Parenting

Hey, Film Execs, Leave Us ('80s) Kids Alone!

by Glynis Ratcliffe
Updated: 
Originally Published: 

Dear Hollywood,

Thank you for destroying yet another icon of my ’80s youth with your attempt at a Jem and the Holograms movie. If the trailer is any indication, ladies in their 30s and 40s everywhere will be quietly putting away their hot pink eye shadow and Hasbro dolls, pretending that they hadn’t gotten their hopes up over the initial news of a movie in the works.

What have you done to Jem, exactly? Jem and her Holograms, who were edgy and fashion-forward and knew exactly what they were doing when they were making music and ascending to stardom. Jem was the executive of a goddamn music company with the secret identity of a rock star, not some hapless teen who has an accidental YouTube hit because of her sister.
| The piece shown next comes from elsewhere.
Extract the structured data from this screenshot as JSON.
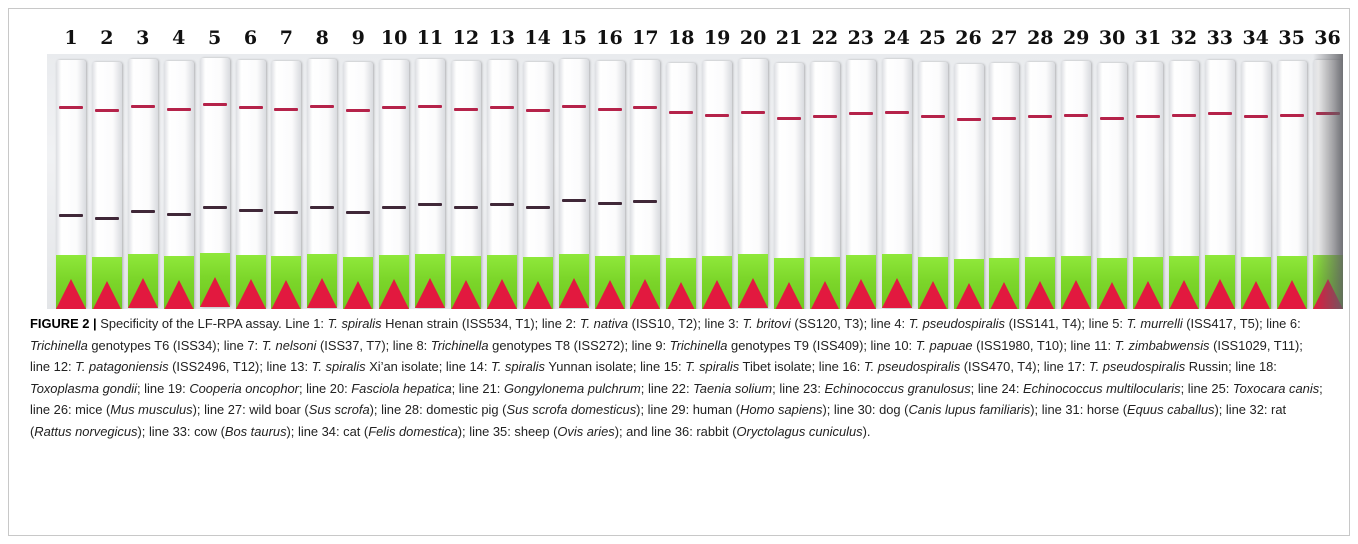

Not some girl who’s made into a star by a big record exec. The Jem I knew was independent; she ran her own damn company. She was resourceful; she used Synergy to have the secret life of a rock star. She was fucking fierce, or as they said in the ’80s, truly outrageous.

The only thing outrageous about this movie so far is how pathetic it is. This trailer makes Jem seem like a giant victim of her own life. She appears to be getting manipulated right from the start. I see nothing empowering about this girl, and that is ALL of what the original Jem was. I am tired—no, fucking EXHAUSTED—of watching people get their hopes up over a Hollywood attempt at reliving some great childhood memory, and then seeing those hopes dashed. If you’re going to fuck this stuff up so badly—and let’s be real, here: The screenplay couldn’t have resembled the cartoon even remotely, to end up like this—then please, do us all a favor and come up with some ORIGINAL ideas. For the love of God.

Seriously, when will the Hollywood execs quit? Have they not learned their lesson with earlier attempts that were a pathetic shadow of the originals? Footloose, The Karate Kid, Clash of the Titans, Fame … all of these ’80s classics were successful for good reason. There was a magic about them, whether it was because of the actors, the writing or the original idea. No amount of rewriting or recasting will reclaim their former glory.

And the inexplicable success of the giant turd that is the Transformers franchise? Action sequences, CGI, nostalgia and gigantic robots will always be a bit of a winning Hollywood combination. Hell, if you had put Jem in the same kind of danger she was in during every TV episode, there’s a good chance it might have been better than the emo shit I’ve seen in the trailer.

So do us a solid, Hollywood, and leave our childhood memories where they belong: in our heads or on old VHS tapes. We will be forever grateful, and so will all the young screenwriters trying to break into the biz with actual original ideas.